I firmly believe having LLMs generate code for current languages is a transition step, just like Assembly devs had to be convinced optimising compilers were generating the same kind of code they would write themselves.
They are not there yet, but the day will come.
LLMs’ design is around novelty and creativity. It was the missing left brain of computation. We should stick to traditional styles of computation for compilation.
Presumably this would need some advancements in formal verification to make sure the results are correct.
But ignoring that for now, LLMs can already do better than modern compilers when it comes to optimizing code.
It has become a neat way of finding opportunities to implement in a compiler.
Give the LLM a compiler generated piece of assembly and it will sometimes spit out a slightly better version. Then you try and figure out if it's possible to implement it in the compiler. This works really well for blind spots in compilers like generating good vectorized code.
Sure, it took only what, 40 years of intensive hardware improvements* for assembly to move to the fringe? And we still reach out to it more often that I would like to because reasons?
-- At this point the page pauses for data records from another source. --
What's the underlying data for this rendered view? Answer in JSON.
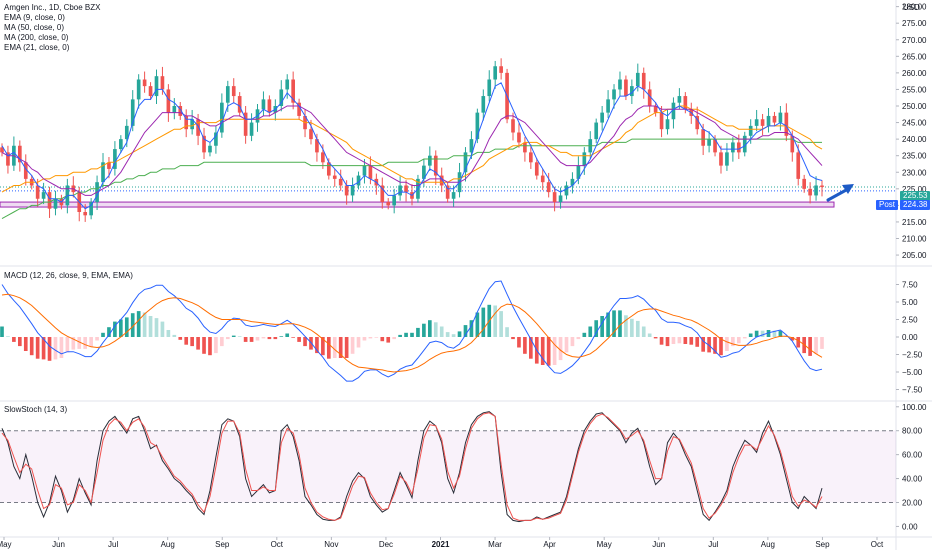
{
  "legend": {
    "main_title": "Amgen Inc., 1D, Cboe BZX",
    "ema9": "EMA (9, close, 0)",
    "ma50": "MA (50, close, 0)",
    "ma200": "MA (200, close, 0)",
    "ema21": "EMA (21, close, 0)",
    "macd": "MACD (12, 26, close, 9, EMA, EMA)",
    "stoch": "SlowStoch (14, 3)"
  },
  "currency": "USD",
  "tags": {
    "last_price": "225.53",
    "post_label": "Post",
    "post_price": "224.38"
  },
  "colors": {
    "up": "#26a69a",
    "down": "#ef5350",
    "ema9": "#2962ff",
    "ma50": "#ff9800",
    "ma200": "#4caf50",
    "ema21": "#9c27b0",
    "zone_fill": "#e1bee7",
    "zone_border": "#9c27b0",
    "arrow": "#1e5bc6"
  },
  "chart_data": {
    "type": "candlestick",
    "x_ticks": [
      "May",
      "Jun",
      "Jul",
      "Aug",
      "Sep",
      "Oct",
      "Nov",
      "Dec",
      "2021",
      "Mar",
      "Apr",
      "May",
      "Jun",
      "Jul",
      "Aug",
      "Sep",
      "Oct"
    ],
    "price_panel": {
      "ylim": [
        202,
        282
      ],
      "y_ticks": [
        205,
        210,
        215,
        220,
        225,
        230,
        235,
        240,
        245,
        250,
        255,
        260,
        265,
        270,
        275,
        280
      ],
      "support_zone": [
        219.5,
        221
      ],
      "last_price": 225.53,
      "post_price": 224.38,
      "closes": [
        236,
        232,
        238,
        233,
        228,
        226,
        222,
        224,
        219,
        222,
        220,
        226,
        224,
        218,
        217,
        221,
        227,
        233,
        231,
        237,
        240,
        244,
        252,
        258,
        256,
        253,
        259,
        255,
        248,
        250,
        247,
        243,
        246,
        241,
        236,
        238,
        242,
        251,
        256,
        253,
        248,
        241,
        245,
        249,
        252,
        248,
        250,
        255,
        258,
        251,
        247,
        243,
        240,
        236,
        233,
        229,
        228,
        226,
        223,
        226,
        229,
        232,
        228,
        226,
        221,
        220,
        223,
        226,
        224,
        222,
        228,
        232,
        235,
        229,
        226,
        222,
        224,
        230,
        236,
        240,
        248,
        253,
        258,
        262,
        260,
        246,
        242,
        239,
        236,
        233,
        229,
        227,
        224,
        221,
        223,
        226,
        228,
        232,
        236,
        240,
        245,
        248,
        252,
        255,
        258,
        253,
        256,
        260,
        255,
        250,
        248,
        243,
        246,
        251,
        253,
        249,
        247,
        243,
        238,
        240,
        236,
        232,
        236,
        239,
        236,
        241,
        244,
        246,
        244,
        247,
        245,
        248,
        241,
        236,
        228,
        225,
        223,
        226,
        225.53
      ],
      "ema9": [
        238,
        235,
        236,
        234,
        231,
        229,
        226,
        225,
        222,
        222,
        221,
        223,
        223,
        221,
        219,
        220,
        223,
        227,
        229,
        233,
        236,
        239,
        245,
        250,
        252,
        252,
        255,
        255,
        252,
        251,
        249,
        246,
        246,
        244,
        240,
        239,
        241,
        245,
        250,
        251,
        250,
        246,
        246,
        247,
        249,
        248,
        249,
        251,
        254,
        252,
        250,
        247,
        244,
        240,
        237,
        233,
        231,
        229,
        226,
        226,
        227,
        229,
        228,
        227,
        225,
        223,
        223,
        224,
        224,
        223,
        225,
        228,
        231,
        230,
        228,
        225,
        225,
        227,
        231,
        235,
        241,
        246,
        251,
        256,
        257,
        253,
        249,
        245,
        241,
        238,
        234,
        231,
        228,
        225,
        224,
        225,
        226,
        228,
        231,
        234,
        238,
        242,
        246,
        250,
        253,
        253,
        254,
        256,
        255,
        253,
        251,
        248,
        247,
        249,
        250,
        249,
        248,
        246,
        243,
        242,
        240,
        237,
        237,
        237,
        237,
        238,
        240,
        242,
        243,
        244,
        244,
        245,
        244,
        241,
        237,
        233,
        229,
        228,
        227.5
      ],
      "ema21": [
        236,
        235,
        235,
        234,
        233,
        231,
        230,
        228,
        227,
        226,
        225,
        225,
        225,
        224,
        223,
        223,
        224,
        225,
        226,
        228,
        230,
        233,
        236,
        239,
        242,
        244,
        246,
        248,
        248,
        248,
        248,
        247,
        247,
        246,
        245,
        244,
        244,
        245,
        246,
        247,
        247,
        246,
        246,
        246,
        247,
        247,
        248,
        249,
        250,
        250,
        250,
        249,
        248,
        246,
        244,
        242,
        240,
        238,
        236,
        235,
        234,
        233,
        232,
        231,
        230,
        229,
        228,
        227,
        227,
        226,
        226,
        227,
        228,
        228,
        228,
        227,
        227,
        227,
        228,
        230,
        233,
        236,
        240,
        243,
        246,
        247,
        247,
        246,
        245,
        243,
        241,
        239,
        237,
        235,
        233,
        232,
        232,
        232,
        232,
        233,
        235,
        237,
        239,
        241,
        244,
        246,
        247,
        249,
        250,
        250,
        250,
        249,
        249,
        249,
        249,
        249,
        249,
        248,
        247,
        246,
        245,
        243,
        242,
        241,
        240,
        240,
        240,
        240,
        241,
        241,
        242,
        242,
        242,
        241,
        240,
        238,
        236,
        234,
        232
      ],
      "ma50": [
        224,
        225,
        226,
        226,
        227,
        227,
        227,
        228,
        228,
        229,
        229,
        229,
        230,
        230,
        230,
        231,
        231,
        232,
        233,
        233,
        234,
        235,
        236,
        237,
        238,
        239,
        240,
        241,
        242,
        243,
        243,
        244,
        244,
        245,
        245,
        245,
        245,
        246,
        246,
        246,
        246,
        246,
        246,
        246,
        246,
        246,
        246,
        246,
        246,
        246,
        246,
        245,
        245,
        244,
        243,
        242,
        241,
        240,
        239,
        237,
        236,
        235,
        234,
        233,
        232,
        231,
        230,
        229,
        228,
        228,
        227,
        227,
        227,
        227,
        227,
        227,
        228,
        228,
        229,
        230,
        231,
        232,
        234,
        235,
        236,
        237,
        238,
        238,
        239,
        239,
        239,
        238,
        238,
        237,
        236,
        236,
        235,
        235,
        235,
        235,
        236,
        237,
        238,
        239,
        240,
        242,
        243,
        245,
        246,
        247,
        248,
        248,
        249,
        249,
        250,
        250,
        249,
        249,
        248,
        247,
        246,
        245,
        244,
        244,
        243,
        243,
        243,
        243,
        243,
        244,
        244,
        244,
        244,
        243,
        242,
        241,
        240,
        238,
        237
      ],
      "ma200": [
        216,
        217,
        218,
        219,
        219,
        220,
        220,
        221,
        221,
        222,
        222,
        223,
        223,
        224,
        224,
        225,
        225,
        226,
        226,
        227,
        227,
        228,
        228,
        229,
        229,
        230,
        230,
        231,
        231,
        231,
        232,
        232,
        232,
        232,
        233,
        233,
        233,
        233,
        233,
        233,
        233,
        233,
        233,
        233,
        233,
        233,
        233,
        233,
        233,
        233,
        233,
        233,
        232,
        232,
        232,
        232,
        232,
        232,
        232,
        232,
        232,
        232,
        232,
        232,
        232,
        233,
        233,
        233,
        233,
        233,
        233,
        234,
        234,
        234,
        234,
        234,
        235,
        235,
        235,
        235,
        236,
        236,
        236,
        237,
        237,
        237,
        237,
        238,
        238,
        238,
        238,
        238,
        238,
        238,
        238,
        238,
        238,
        238,
        238,
        238,
        238,
        239,
        239,
        239,
        239,
        239,
        240,
        240,
        240,
        240,
        240,
        240,
        240,
        240,
        240,
        240,
        240,
        240,
        240,
        240,
        240,
        240,
        240,
        240,
        240,
        240,
        240,
        240,
        240,
        240,
        240,
        240,
        240,
        240,
        239,
        239,
        239,
        239,
        239
      ]
    },
    "macd_panel": {
      "ylim": [
        -9,
        10
      ],
      "y_ticks": [
        -7.5,
        -5,
        -2.5,
        0,
        2.5,
        5,
        7.5
      ],
      "macd": [
        7.5,
        6.2,
        5.2,
        4.3,
        3.1,
        1.9,
        0.6,
        -0.3,
        -1.3,
        -1.9,
        -2.4,
        -2.1,
        -2.1,
        -2.4,
        -2.8,
        -2.8,
        -2.0,
        -0.8,
        0.3,
        1.6,
        2.5,
        3.5,
        4.9,
        6.1,
        6.8,
        7.0,
        7.4,
        7.4,
        6.5,
        5.9,
        5.1,
        4.1,
        3.6,
        2.7,
        1.5,
        0.7,
        0.5,
        1.2,
        2.2,
        2.7,
        2.6,
        1.7,
        1.5,
        1.6,
        1.8,
        1.6,
        1.5,
        1.9,
        2.4,
        1.8,
        1.0,
        0.1,
        -0.8,
        -1.9,
        -2.9,
        -4.1,
        -4.8,
        -5.5,
        -6.3,
        -6.3,
        -5.8,
        -4.9,
        -4.7,
        -4.7,
        -5.3,
        -5.7,
        -5.3,
        -4.6,
        -4.2,
        -4.0,
        -3.0,
        -1.9,
        -0.8,
        -0.6,
        -0.8,
        -1.4,
        -1.6,
        -1.0,
        0.3,
        1.6,
        3.6,
        5.3,
        6.9,
        7.9,
        8.0,
        6.1,
        4.3,
        2.7,
        1.2,
        -0.3,
        -1.9,
        -3.1,
        -4.2,
        -5.1,
        -5.2,
        -4.7,
        -4.1,
        -3.2,
        -2.1,
        -0.9,
        0.6,
        2.0,
        3.3,
        4.5,
        5.5,
        5.5,
        5.6,
        5.9,
        5.4,
        4.5,
        3.8,
        2.6,
        2.1,
        2.1,
        2.0,
        1.6,
        1.3,
        0.6,
        -0.6,
        -1.2,
        -2.0,
        -2.9,
        -2.7,
        -2.3,
        -2.1,
        -1.4,
        -0.6,
        0.0,
        0.3,
        0.6,
        0.8,
        1.0,
        0.3,
        -0.6,
        -2.0,
        -3.4,
        -4.5,
        -4.8,
        -4.6
      ],
      "signal": [
        6.0,
        6.1,
        5.9,
        5.6,
        5.1,
        4.5,
        3.7,
        2.9,
        2.1,
        1.3,
        0.6,
        0.1,
        -0.3,
        -0.7,
        -1.1,
        -1.4,
        -1.5,
        -1.4,
        -1.1,
        -0.6,
        0.0,
        0.7,
        1.5,
        2.4,
        3.3,
        4.0,
        4.7,
        5.2,
        5.5,
        5.6,
        5.5,
        5.2,
        4.9,
        4.5,
        3.9,
        3.3,
        2.8,
        2.5,
        2.5,
        2.5,
        2.5,
        2.4,
        2.2,
        2.1,
        2.0,
        1.9,
        1.8,
        1.8,
        1.9,
        1.9,
        1.7,
        1.4,
        1.0,
        0.4,
        -0.3,
        -1.0,
        -1.8,
        -2.5,
        -3.3,
        -3.9,
        -4.3,
        -4.4,
        -4.5,
        -4.6,
        -4.7,
        -4.9,
        -5.0,
        -4.9,
        -4.8,
        -4.6,
        -4.3,
        -3.8,
        -3.2,
        -2.7,
        -2.3,
        -2.1,
        -2.0,
        -1.8,
        -1.4,
        -0.8,
        0.1,
        1.1,
        2.3,
        3.4,
        4.3,
        4.7,
        4.6,
        4.2,
        3.6,
        2.8,
        1.9,
        0.9,
        -0.1,
        -1.1,
        -1.9,
        -2.5,
        -2.8,
        -2.9,
        -2.7,
        -2.4,
        -1.8,
        -1.0,
        -0.2,
        0.7,
        1.7,
        2.4,
        3.0,
        3.6,
        3.9,
        4.0,
        4.0,
        3.7,
        3.4,
        3.1,
        2.9,
        2.6,
        2.4,
        2.0,
        1.5,
        1.0,
        0.4,
        -0.3,
        -0.7,
        -1.0,
        -1.2,
        -1.2,
        -1.1,
        -0.9,
        -0.6,
        -0.4,
        -0.1,
        0.1,
        0.1,
        -0.1,
        -0.5,
        -1.1,
        -1.8,
        -2.4,
        -2.9
      ]
    },
    "stoch_panel": {
      "ylim": [
        -8,
        104
      ],
      "y_ticks": [
        0,
        20,
        40,
        60,
        80,
        100
      ],
      "bands": [
        20,
        80
      ],
      "k": [
        82,
        70,
        50,
        40,
        60,
        42,
        20,
        8,
        20,
        42,
        30,
        12,
        22,
        40,
        28,
        18,
        55,
        80,
        88,
        92,
        85,
        78,
        90,
        92,
        80,
        65,
        68,
        55,
        48,
        40,
        36,
        30,
        25,
        15,
        10,
        30,
        58,
        85,
        90,
        88,
        75,
        40,
        25,
        30,
        35,
        28,
        30,
        80,
        85,
        75,
        55,
        25,
        18,
        10,
        6,
        5,
        5,
        8,
        25,
        38,
        45,
        40,
        25,
        18,
        12,
        15,
        30,
        45,
        35,
        24,
        55,
        80,
        88,
        84,
        70,
        40,
        28,
        45,
        70,
        85,
        92,
        95,
        96,
        92,
        45,
        10,
        5,
        4,
        5,
        5,
        8,
        6,
        8,
        10,
        12,
        25,
        45,
        65,
        80,
        88,
        94,
        95,
        90,
        85,
        80,
        70,
        78,
        82,
        70,
        50,
        35,
        40,
        70,
        78,
        72,
        60,
        50,
        30,
        10,
        5,
        12,
        20,
        30,
        50,
        62,
        72,
        68,
        62,
        78,
        88,
        75,
        60,
        40,
        20,
        15,
        25,
        20,
        15,
        32
      ],
      "d": [
        78,
        72,
        58,
        45,
        52,
        48,
        30,
        15,
        18,
        35,
        32,
        18,
        20,
        35,
        30,
        20,
        45,
        72,
        85,
        90,
        87,
        80,
        87,
        90,
        83,
        70,
        67,
        58,
        50,
        42,
        38,
        32,
        27,
        18,
        12,
        25,
        50,
        78,
        88,
        88,
        78,
        48,
        30,
        30,
        33,
        30,
        30,
        70,
        82,
        78,
        60,
        32,
        20,
        12,
        8,
        6,
        5,
        7,
        20,
        34,
        42,
        41,
        28,
        20,
        14,
        15,
        27,
        42,
        37,
        27,
        48,
        74,
        85,
        84,
        73,
        46,
        32,
        42,
        65,
        82,
        90,
        94,
        95,
        92,
        52,
        18,
        7,
        5,
        5,
        5,
        7,
        6,
        7,
        9,
        11,
        22,
        42,
        62,
        77,
        86,
        92,
        94,
        91,
        86,
        81,
        73,
        76,
        80,
        72,
        55,
        40,
        40,
        63,
        75,
        73,
        63,
        53,
        35,
        15,
        7,
        11,
        18,
        27,
        45,
        58,
        68,
        68,
        64,
        74,
        84,
        76,
        63,
        45,
        25,
        17,
        22,
        20,
        16,
        25
      ]
    }
  }
}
Yep, I guess you can train an LLM on a bunch of binaries to get it to mimic a SotA compiler with some accuracy, which may or may not improve over time, but come on. Times where there were free performance increases are gone, and this is not the area where shipping any bullshit real fast will get you any sort of advantage.
* Which are unlikely to happen again in the foreseeable future.
> I think it's amazing what has happened in the open-source space with Rust-based UI frameworks (iced, egui, slint) and COSMIC
Do you mean it is amazing how poor is an experience and how many features, widgets and controls they lack when compared with something like FPC/Lazarus and Qt?
Rust is a nice thing, but its UI ecosystem simply cannot even compare.
Qt and Lazarus had much longer time to grow and mature, and Lazarus can also take a number of pages from the Delphi components book.
What's interesting is the speed at which Rust UI toolkits develop and maybe even mature.
Rust is - by design - antithetical to pretty much every idea of rapid application development paradigm Delphi/VCL and to lesser extent Qt adhere to.
It doesn't matter how many of Rust UI toolkits there are. Consider that there are a lot of Rust game engines, and pretty much zero games written in it, because even C++ gives you better trade-offs in that particular space.
IMO it's not ideal for Rust to have only Rust specific toolkits (at least they need to have other language bindings)
I've tried using Qt (non QML, using rust-qt) last week... initially things were looking fine (despite unsafe everywhere)... but I found quickly that I need unsupported things (deriving from C++ classes), and the project isn't really maintained anymore, so I'll need to so some low level work myself if I want to proceed.
Linux desktop share is up 20-35% in the past year, depending on sourcing. Still only 5-6% total for US at least, but definitely a shift. MS is almost definitely making more money for o365 and Azure than Windows (though I don't follow shareholder releases).
From google's ai result Windows ($25b) is 1/2 the size of Office (54.9b) and 1/3 the size of Azure ($75b) in terms of revenue.
Windows is definitely not the cash cow for Microsoft it once was.